Better experience in portrait mode.
Iklan - Geser ke atas untuk melanjutkan

Banyak digunakan petani untuk sedot air, elpiji 3kg langka di Sragen

Banyak digunakan petani untuk sedot air, elpiji 3kg langka di Sragen Elpiji 3 kg buat orang miskin. ©2015 Merdeka.com

Merdeka.com - Dalam beberapa hari terakhir, masyarakat di Kabupaten Sragen, Jawa Tengah kesulitan mendapatkan gas melon atau elpiji 3 kilogram (kg).

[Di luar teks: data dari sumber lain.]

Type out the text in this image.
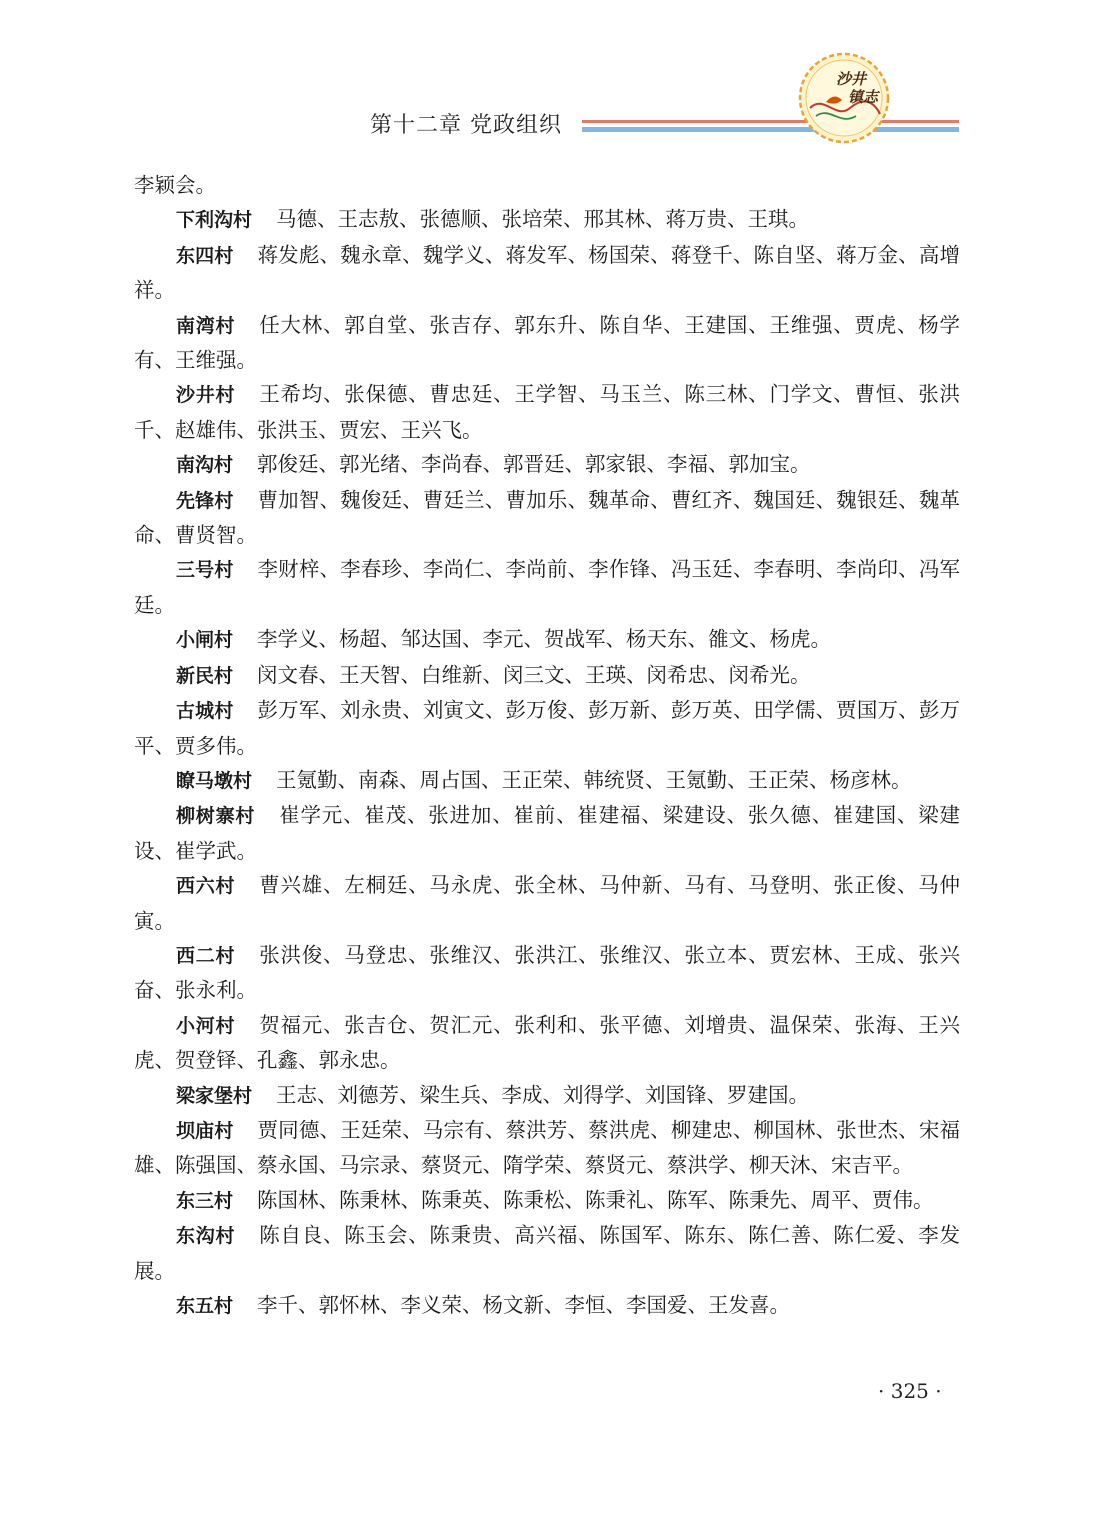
第十二章 党政组织
沙井
镇志

李颖会。

下利沟村 马德、王志敖、张德顺、张培荣、邢其林、蒋万贵、王琪。

东四村 蒋发彪、魏永章、魏学义、蒋发军、杨国荣、蒋登千、陈自坚、蒋万金、高增祥。

南湾村 任大林、郭自堂、张吉存、郭东升、陈自华、王建国、王维强、贾虎、杨学有、王维强。

沙井村 王希均、张保德、曹忠廷、王学智、马玉兰、陈三林、门学文、曹恒、张洪千、赵雄伟、张洪玉、贾宏、王兴飞。

南沟村 郭俊廷、郭光绪、李尚春、郭晋廷、郭家银、李福、郭加宝。

先锋村 曹加智、魏俊廷、曹廷兰、曹加乐、魏革命、曹红齐、魏国廷、魏银廷、魏革命、曹贤智。

三号村 李财梓、李春珍、李尚仁、李尚前、李作锋、冯玉廷、李春明、李尚印、冯军廷。

小闸村 李学义、杨超、邹达国、李元、贺战军、杨天东、雒文、杨虎。

新民村 闵文春、王天智、白维新、闵三文、王瑛、闵希忠、闵希光。

古城村 彭万军、刘永贵、刘寅文、彭万俊、彭万新、彭万英、田学儒、贾国万、彭万平、贾多伟。

瞭马墩村 王氪勤、南森、周占国、王正荣、韩统贤、王氪勤、王正荣、杨彦林。

柳树寨村 崔学元、崔茂、张进加、崔前、崔建福、梁建设、张久德、崔建国、梁建设、崔学武。

西六村 曹兴雄、左桐廷、马永虎、张全林、马仲新、马有、马登明、张正俊、马仲寅。

西二村 张洪俊、马登忠、张维汉、张洪江、张维汉、张立本、贾宏林、王成、张兴奋、张永利。

小河村 贺福元、张吉仓、贺汇元、张利和、张平德、刘增贵、温保荣、张海、王兴虎、贺登铎、孔鑫、郭永忠。

梁家堡村 王志、刘德芳、梁生兵、李成、刘得学、刘国锋、罗建国。

坝庙村 贾同德、王廷荣、马宗有、蔡洪芳、蔡洪虎、柳建忠、柳国林、张世杰、宋福雄、陈强国、蔡永国、马宗录、蔡贤元、隋学荣、蔡贤元、蔡洪学、柳天沐、宋吉平。

东三村 陈国林、陈秉林、陈秉英、陈秉松、陈秉礼、陈军、陈秉先、周平、贾伟。

东沟村 陈自良、陈玉会、陈秉贵、高兴福、陈国军、陈东、陈仁善、陈仁爱、李发展。

东五村 李千、郭怀林、李义荣、杨文新、李恒、李国爱、王发喜。

· 325 ·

Padahal pasokan dari Pertamina untuk kebutuhan warga kurang mampu tersebut terbilang lancar dan tanpa kendala.

Pemerintah Kabupaten Sragen mengaku sudah berkoordinasi dengan Pertamina wilayah Jateng & DIY (Daerah Istimewa Yogyakarta) terkait kelangkaan gas elpiji 3 kg tersebut. Langkah ini untuk memantau distribusi dan penambahan pasokan.

Wakil Bupati Sragen, Dedy Endriyatno menduga, kelangkaan elpiji 3kg akibat penggunaan oleh petani. Para petani kerap menggunakan elpiji 3 kg untuk bahan bakar diesel penyedot air pertanian. Musim kemarau, membuat sawah para petani mengering, sementara aliran sungai tidak mencukupi.

"Saya sudah memberi instruksi kepada Dinas Perindustrian dan Perdagangan (Disperindag) untuk berkoordinasi dengan pertamina. Saya menduga tabung gas 3 kg ini digunakan untuk sedot air," ujar Dedy, Rabu (22/8).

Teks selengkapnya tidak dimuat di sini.